CHAPTER TWENTY
The tinny song was repeating by the time Bridge determined its tune was emanating from him. After that, the process whereby he retrieved the phone from his coat pocket was lengthy and arduous. He was in need of fingers, which forced him to swap his lighter from his left hand to the right, balancing it in the center of the wide, flat stone. Only then could he pull out Rook’s cell and identify the caller.
UNKNOWN.
“Hello?” He could practically feel the blue-green glow of the phone’s light on his face, thankful there wasn’t more he needed to say because he’d never manage to keep the agitation out of his voice. Instead, he held his breath, listening for any telltale sign that might provide him with more information about the caller’s identity and/or location. If Bridge were to recognize so much as a single sound, he’d run the length of the city to track it down, punishing the person or persons responsible for Laura’s death once he arrived.
Click click click.
Instinctively, he pulled the phone away from his head, the noise in his ear like the skittering of cockroaches exposed by a kitchen light. Even with the device held at a distance, he could make out the words that followed. “Mr. Bridge.”
It wasn’t a question. The speaker was well aware of who was on the other end of the connection. This was the same cool unisex voice he’d heard in Rook’s memory, and its lack of emotion sent an icy droplet of sweat down Bridge’s side. Neither male nor female, it still possessed an air of familiarity. Like the ring tone on the cell, he found himself wanting to hear more of it, as if additional words—whatever they might be—could jar something loose in his memory. Had he met this individual before, passed by him or her or it on the street? Whoever it was, they knew him.
“No need for mister,” Bridge said, pleased by the evenness he was able to project, even if it weren’t true. Inside, he was all sharp angles, but the second he let on that the caller had gotten under his skin was the same second that all was lost. Better to treat this like an everyday introduction and inform the individual that “Bridge is not my name. It’s my job.”

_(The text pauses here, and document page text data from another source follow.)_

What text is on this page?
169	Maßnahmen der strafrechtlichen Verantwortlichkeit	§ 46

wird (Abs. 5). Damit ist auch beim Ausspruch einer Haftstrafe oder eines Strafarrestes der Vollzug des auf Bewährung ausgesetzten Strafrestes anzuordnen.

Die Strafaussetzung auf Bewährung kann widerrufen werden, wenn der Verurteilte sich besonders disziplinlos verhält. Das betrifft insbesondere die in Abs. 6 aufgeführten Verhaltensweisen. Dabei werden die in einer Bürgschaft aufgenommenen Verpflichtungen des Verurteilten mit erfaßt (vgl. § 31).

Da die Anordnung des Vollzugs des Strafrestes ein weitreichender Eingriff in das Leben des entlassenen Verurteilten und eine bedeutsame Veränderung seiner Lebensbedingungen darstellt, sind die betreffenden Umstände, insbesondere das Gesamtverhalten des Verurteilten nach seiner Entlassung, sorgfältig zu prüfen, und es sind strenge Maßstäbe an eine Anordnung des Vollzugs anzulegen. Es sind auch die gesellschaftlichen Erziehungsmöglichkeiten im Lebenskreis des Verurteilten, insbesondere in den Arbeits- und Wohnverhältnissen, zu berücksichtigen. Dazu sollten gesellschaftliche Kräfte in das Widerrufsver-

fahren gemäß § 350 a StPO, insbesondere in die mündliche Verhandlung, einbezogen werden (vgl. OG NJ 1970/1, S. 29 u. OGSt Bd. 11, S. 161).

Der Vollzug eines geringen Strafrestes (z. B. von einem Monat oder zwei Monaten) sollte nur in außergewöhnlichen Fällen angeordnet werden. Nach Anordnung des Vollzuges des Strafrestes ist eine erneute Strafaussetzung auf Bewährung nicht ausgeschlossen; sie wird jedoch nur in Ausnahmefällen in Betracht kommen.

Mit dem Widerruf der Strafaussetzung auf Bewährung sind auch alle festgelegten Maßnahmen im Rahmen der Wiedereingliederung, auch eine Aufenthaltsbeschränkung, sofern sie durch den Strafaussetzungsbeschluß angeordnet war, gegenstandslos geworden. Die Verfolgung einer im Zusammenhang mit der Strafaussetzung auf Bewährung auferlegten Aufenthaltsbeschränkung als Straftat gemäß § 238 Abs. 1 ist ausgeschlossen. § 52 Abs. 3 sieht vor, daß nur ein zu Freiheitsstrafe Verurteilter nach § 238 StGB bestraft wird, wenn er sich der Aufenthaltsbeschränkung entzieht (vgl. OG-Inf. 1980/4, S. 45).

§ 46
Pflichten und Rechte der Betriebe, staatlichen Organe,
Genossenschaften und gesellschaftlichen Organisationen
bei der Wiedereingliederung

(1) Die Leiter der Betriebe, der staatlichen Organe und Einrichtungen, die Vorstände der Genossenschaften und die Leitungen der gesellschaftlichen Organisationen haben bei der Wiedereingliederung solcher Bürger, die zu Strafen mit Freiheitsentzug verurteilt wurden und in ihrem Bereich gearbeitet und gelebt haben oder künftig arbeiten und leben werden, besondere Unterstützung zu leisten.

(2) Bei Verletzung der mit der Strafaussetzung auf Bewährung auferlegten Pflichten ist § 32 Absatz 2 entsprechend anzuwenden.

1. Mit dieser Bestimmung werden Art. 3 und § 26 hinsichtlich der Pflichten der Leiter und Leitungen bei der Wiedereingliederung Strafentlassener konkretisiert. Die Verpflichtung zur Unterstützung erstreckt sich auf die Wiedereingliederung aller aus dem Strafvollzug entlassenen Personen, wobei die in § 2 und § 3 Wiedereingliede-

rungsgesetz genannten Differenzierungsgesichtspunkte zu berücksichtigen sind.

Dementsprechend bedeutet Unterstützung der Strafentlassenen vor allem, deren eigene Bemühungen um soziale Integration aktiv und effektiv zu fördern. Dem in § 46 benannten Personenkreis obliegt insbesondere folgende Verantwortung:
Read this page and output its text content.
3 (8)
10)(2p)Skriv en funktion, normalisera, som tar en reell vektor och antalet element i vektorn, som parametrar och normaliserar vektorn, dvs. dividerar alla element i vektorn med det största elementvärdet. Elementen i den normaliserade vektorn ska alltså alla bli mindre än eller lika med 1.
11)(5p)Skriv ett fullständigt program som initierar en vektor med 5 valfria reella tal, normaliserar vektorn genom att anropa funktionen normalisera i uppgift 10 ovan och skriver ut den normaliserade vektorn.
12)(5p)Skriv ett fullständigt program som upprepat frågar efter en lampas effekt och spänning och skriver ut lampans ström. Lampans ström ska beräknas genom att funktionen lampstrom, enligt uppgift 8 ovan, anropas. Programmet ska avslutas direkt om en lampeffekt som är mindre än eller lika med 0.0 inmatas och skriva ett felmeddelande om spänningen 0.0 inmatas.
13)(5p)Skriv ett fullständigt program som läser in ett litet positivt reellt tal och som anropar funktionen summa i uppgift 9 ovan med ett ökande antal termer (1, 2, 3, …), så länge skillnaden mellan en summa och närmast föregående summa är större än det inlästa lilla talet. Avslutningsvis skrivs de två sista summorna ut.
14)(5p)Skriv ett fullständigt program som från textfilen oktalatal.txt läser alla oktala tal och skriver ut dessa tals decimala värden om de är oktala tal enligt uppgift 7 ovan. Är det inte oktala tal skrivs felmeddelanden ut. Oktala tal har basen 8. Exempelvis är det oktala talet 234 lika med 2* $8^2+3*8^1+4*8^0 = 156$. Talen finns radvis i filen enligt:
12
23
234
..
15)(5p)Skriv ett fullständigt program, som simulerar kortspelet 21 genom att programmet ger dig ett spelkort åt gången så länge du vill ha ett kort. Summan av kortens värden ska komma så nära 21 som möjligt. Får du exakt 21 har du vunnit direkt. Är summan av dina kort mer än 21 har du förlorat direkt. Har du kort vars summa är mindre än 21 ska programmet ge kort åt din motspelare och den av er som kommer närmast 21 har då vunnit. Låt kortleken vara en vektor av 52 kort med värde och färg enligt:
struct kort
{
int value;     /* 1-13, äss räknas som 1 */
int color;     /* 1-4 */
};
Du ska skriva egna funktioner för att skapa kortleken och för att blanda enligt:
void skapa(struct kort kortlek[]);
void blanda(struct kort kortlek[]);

Click click. “Not for long.”
Again, there was no emotion. The response held all the warmth Bridge would have expected to receive had he asked a stranger for the time. Twenty minutes till not for long. Clearly, the caller felt no stake in the outcome of the conversation, which made it more the shame that Bridge did. He was ill equipped for this kind of thing. There would never come a time when he would admit to Spade his need for the cat, but Spade’s presence at this moment could have gone a long way toward improving the situation. A cool head was what was needed here, not a goddamn rock fist.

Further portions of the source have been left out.